Boleh-boleh saja memberi hukuman pada anak. Apa bentuknya? Hukuman yang efektif adalah menutup akses terhadap hal-hal yang disukainya. Misalnya, anak suka nonton film kartun. Untuk sementara waktu jangan perbolehkan dia nonton. Kalau sebelumnya anak dijanjikan akan dibelikan sepeda, sepatu, diajak berlibur atau apa pun, maka tunda dulu rencana-rencana tadi sampai ia menunjukkan perubahan sikap ke hal positif.

* Ubah haluan

Seperti halnya anak, orangtua pun harus mengubah sikapnya. Konkretnya, dengan lebih memerhatikan dan menjalin kedekatan bersama anak.
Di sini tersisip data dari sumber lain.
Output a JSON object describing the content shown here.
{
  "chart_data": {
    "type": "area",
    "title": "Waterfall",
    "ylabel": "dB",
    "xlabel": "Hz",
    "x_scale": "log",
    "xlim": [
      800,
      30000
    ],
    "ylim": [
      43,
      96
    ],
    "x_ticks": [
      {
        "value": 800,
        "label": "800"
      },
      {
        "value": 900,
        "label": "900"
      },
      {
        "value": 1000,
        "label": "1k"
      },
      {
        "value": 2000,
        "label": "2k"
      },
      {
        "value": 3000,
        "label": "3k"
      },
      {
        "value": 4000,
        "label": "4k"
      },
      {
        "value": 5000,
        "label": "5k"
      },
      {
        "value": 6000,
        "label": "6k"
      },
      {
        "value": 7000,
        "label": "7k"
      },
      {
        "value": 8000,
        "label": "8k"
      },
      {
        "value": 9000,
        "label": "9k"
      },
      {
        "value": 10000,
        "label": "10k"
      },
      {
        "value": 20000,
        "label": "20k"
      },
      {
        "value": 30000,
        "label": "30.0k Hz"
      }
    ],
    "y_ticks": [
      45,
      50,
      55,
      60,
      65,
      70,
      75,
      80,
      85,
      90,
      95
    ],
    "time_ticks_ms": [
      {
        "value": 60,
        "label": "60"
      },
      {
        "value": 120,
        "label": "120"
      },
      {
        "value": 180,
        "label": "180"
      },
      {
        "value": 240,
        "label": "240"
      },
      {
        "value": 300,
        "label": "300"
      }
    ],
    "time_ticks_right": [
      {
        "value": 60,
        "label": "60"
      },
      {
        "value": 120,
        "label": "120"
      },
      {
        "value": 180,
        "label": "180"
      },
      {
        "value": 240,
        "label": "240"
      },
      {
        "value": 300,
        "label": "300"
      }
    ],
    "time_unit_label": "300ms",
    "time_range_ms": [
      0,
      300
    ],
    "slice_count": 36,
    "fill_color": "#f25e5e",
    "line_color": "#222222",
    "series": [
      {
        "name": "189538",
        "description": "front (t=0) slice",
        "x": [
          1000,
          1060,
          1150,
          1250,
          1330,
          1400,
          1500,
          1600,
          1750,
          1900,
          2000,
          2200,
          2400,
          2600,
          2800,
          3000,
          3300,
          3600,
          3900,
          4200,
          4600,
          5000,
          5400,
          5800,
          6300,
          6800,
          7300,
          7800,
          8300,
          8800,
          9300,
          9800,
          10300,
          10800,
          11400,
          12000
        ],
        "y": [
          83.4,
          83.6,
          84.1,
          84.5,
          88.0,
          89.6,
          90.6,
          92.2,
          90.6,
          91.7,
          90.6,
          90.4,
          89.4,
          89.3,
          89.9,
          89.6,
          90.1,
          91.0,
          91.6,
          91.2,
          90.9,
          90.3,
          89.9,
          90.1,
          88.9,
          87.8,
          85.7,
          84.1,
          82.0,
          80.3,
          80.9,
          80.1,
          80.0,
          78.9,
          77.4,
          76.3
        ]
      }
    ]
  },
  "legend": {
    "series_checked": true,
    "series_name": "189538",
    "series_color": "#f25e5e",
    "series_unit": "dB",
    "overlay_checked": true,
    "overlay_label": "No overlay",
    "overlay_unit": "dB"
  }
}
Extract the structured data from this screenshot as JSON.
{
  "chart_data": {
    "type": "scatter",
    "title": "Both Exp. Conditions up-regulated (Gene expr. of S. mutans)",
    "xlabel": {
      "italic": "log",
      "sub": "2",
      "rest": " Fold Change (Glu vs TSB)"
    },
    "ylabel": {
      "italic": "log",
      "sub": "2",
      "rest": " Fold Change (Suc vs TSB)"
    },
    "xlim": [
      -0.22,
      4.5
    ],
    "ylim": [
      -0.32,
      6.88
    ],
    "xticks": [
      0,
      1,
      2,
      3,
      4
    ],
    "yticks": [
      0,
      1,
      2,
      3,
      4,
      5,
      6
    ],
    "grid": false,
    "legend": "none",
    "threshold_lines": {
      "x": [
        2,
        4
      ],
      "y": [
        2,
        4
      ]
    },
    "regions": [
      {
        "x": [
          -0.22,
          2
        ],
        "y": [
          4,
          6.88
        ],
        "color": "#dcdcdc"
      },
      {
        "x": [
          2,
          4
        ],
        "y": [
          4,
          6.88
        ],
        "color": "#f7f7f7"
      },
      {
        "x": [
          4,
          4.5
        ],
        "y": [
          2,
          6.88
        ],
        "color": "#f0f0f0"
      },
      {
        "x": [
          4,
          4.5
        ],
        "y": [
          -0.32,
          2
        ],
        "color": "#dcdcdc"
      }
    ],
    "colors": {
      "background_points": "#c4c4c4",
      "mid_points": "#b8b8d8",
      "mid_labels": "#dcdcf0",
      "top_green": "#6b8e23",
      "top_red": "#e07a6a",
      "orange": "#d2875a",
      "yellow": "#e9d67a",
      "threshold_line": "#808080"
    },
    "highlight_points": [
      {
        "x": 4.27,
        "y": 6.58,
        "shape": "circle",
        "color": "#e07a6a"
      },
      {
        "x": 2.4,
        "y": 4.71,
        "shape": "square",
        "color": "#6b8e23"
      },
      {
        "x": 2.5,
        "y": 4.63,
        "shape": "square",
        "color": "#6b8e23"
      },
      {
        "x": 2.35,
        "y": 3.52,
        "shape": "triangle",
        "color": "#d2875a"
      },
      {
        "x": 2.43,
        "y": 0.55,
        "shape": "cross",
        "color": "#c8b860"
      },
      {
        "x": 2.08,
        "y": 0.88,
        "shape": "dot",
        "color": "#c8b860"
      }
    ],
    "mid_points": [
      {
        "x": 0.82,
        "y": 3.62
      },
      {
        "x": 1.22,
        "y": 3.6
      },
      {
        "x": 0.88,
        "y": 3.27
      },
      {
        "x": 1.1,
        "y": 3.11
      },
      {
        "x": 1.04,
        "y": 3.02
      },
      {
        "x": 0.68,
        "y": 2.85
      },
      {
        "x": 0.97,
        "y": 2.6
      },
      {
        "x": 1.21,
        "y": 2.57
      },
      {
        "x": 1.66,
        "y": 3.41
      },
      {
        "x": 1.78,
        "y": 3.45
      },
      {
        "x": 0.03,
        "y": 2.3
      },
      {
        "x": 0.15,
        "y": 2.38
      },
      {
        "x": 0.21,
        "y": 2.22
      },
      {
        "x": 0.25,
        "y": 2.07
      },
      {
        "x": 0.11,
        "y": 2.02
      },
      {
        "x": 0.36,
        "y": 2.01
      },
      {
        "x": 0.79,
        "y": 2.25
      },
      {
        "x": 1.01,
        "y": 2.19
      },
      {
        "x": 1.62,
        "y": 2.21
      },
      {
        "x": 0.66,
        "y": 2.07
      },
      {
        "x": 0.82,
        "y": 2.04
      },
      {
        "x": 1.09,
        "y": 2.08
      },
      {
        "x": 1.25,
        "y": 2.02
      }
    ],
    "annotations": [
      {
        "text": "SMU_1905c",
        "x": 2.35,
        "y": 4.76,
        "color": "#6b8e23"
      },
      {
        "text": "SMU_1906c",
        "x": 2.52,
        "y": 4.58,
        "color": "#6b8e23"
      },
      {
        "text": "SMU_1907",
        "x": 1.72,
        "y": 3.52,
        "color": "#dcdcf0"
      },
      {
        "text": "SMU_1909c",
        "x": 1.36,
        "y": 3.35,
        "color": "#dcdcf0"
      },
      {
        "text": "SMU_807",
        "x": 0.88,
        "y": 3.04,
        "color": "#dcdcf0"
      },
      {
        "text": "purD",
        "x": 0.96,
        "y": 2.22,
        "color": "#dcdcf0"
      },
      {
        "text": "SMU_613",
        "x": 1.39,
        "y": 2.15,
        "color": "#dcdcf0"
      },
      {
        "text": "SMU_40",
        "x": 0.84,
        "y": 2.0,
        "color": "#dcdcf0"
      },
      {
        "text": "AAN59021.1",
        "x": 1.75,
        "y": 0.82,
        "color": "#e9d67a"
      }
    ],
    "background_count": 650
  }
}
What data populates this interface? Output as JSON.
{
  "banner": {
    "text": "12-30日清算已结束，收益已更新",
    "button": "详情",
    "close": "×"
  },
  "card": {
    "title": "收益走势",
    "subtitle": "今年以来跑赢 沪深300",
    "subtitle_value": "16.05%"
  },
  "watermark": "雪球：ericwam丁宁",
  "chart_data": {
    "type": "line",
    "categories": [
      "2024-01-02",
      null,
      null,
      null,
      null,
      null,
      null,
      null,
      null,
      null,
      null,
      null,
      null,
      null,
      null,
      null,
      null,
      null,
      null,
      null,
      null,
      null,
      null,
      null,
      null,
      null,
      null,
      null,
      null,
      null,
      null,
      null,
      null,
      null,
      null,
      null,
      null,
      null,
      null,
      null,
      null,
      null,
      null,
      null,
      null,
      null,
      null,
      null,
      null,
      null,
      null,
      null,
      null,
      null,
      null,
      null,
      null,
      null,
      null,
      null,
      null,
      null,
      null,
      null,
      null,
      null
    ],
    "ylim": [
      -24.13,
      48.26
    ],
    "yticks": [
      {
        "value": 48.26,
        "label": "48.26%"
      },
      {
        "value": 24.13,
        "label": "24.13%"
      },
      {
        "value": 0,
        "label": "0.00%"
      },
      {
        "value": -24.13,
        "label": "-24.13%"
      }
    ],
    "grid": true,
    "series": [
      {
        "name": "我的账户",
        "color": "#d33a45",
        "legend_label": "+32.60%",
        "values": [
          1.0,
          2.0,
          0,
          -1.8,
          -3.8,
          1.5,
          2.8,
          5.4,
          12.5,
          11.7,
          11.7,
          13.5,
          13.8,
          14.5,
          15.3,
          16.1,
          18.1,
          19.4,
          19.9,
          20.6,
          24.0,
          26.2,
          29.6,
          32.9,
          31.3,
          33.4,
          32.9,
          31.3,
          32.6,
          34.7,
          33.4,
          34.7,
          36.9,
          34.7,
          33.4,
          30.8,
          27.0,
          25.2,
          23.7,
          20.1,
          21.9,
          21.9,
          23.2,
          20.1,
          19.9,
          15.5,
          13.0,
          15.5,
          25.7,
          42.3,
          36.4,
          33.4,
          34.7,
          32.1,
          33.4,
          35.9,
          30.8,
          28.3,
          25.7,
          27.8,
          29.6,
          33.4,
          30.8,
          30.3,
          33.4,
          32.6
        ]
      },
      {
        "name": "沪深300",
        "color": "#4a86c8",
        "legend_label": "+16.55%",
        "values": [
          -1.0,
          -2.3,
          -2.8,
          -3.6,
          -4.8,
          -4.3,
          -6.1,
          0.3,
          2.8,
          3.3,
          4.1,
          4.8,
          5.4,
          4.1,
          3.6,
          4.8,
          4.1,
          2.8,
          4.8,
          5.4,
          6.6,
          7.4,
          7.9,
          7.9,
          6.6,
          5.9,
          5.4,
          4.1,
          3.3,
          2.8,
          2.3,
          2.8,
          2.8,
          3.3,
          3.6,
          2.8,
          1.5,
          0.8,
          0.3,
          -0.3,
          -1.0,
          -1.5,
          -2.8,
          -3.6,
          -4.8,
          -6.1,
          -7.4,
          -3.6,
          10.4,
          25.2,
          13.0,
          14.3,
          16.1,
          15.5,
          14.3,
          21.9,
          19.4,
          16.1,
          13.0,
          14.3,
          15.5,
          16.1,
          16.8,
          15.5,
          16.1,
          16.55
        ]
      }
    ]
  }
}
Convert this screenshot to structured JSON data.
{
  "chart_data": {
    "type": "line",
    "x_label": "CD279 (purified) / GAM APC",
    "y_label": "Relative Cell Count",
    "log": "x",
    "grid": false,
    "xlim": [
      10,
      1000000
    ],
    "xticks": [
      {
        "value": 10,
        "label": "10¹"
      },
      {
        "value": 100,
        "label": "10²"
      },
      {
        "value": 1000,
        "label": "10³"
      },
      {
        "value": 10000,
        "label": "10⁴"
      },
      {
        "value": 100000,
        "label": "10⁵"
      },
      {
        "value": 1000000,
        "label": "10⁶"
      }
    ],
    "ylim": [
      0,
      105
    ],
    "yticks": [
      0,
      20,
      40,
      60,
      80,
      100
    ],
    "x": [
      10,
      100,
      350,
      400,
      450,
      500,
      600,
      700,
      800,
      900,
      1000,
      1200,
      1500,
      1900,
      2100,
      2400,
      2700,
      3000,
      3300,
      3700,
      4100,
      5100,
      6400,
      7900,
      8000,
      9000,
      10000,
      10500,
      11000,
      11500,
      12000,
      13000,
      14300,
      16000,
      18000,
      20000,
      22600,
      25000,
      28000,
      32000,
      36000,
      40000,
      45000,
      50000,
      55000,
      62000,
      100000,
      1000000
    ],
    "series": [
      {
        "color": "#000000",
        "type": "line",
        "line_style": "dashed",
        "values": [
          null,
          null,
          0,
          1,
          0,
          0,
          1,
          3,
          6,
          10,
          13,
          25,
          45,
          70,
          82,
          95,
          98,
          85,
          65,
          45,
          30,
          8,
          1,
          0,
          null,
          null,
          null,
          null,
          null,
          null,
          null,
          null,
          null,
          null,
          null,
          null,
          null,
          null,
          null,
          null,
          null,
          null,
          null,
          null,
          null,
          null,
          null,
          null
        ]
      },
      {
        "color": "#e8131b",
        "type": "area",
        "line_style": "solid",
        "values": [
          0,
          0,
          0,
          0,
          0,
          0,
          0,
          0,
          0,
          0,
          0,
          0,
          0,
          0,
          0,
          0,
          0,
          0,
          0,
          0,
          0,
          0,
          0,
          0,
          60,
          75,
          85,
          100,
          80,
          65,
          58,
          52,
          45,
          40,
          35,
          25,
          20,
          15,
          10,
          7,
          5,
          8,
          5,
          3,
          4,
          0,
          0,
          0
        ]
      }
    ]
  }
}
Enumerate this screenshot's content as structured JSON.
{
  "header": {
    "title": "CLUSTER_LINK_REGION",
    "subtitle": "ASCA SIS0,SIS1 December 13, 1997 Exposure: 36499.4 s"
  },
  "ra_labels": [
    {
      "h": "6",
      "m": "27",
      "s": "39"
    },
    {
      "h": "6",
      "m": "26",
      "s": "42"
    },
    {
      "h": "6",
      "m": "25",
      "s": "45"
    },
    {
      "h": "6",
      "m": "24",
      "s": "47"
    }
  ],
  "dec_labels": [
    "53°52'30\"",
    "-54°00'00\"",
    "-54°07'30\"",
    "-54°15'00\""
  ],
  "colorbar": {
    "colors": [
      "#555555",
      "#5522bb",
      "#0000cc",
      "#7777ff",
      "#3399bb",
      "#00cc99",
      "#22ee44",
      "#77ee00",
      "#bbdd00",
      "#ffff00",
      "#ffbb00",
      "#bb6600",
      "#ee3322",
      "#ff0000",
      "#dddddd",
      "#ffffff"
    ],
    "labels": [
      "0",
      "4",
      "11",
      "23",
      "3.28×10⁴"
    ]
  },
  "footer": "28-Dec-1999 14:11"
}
Kedekatan semacam inilah yang memungkinkan orangtua mampu mengetahui masalah yang dialami anak. Kalau orangtua tak menunjukkan perubahan sikap, jangan heran kalau di lain waktu anak justru akan menjadikan kabur ini sebagai sarana mencari perhatian. Bukankah saat kabur, perhatian seisi rumah tertuju padanya?

* Komunikasi dua arah

Yang jelas, perlu ada komunikasi efektif secara 2 arah. Kalau ada pemberitaan mengenai anak kabur, contohnya, diskusikan hal ini dengan anak. “Menurut kamu bagaimana Nak? Apa akibatnya?” Biarkan dia mengemukakan pendapatnya sekaligus mencari solusinya. Bacakan/dengarkan saja beritanya dulu. Memberlakukan komunikasi efektif membuat anak berani untuk mengutarakan apa pun yang jadi ganjalan hatinya. Bisa bicara langsung dengan ayah-ibu, ataupun lewat tulisan kalau merasa segan karena takut dimarahi..

sumber: klik link disamping...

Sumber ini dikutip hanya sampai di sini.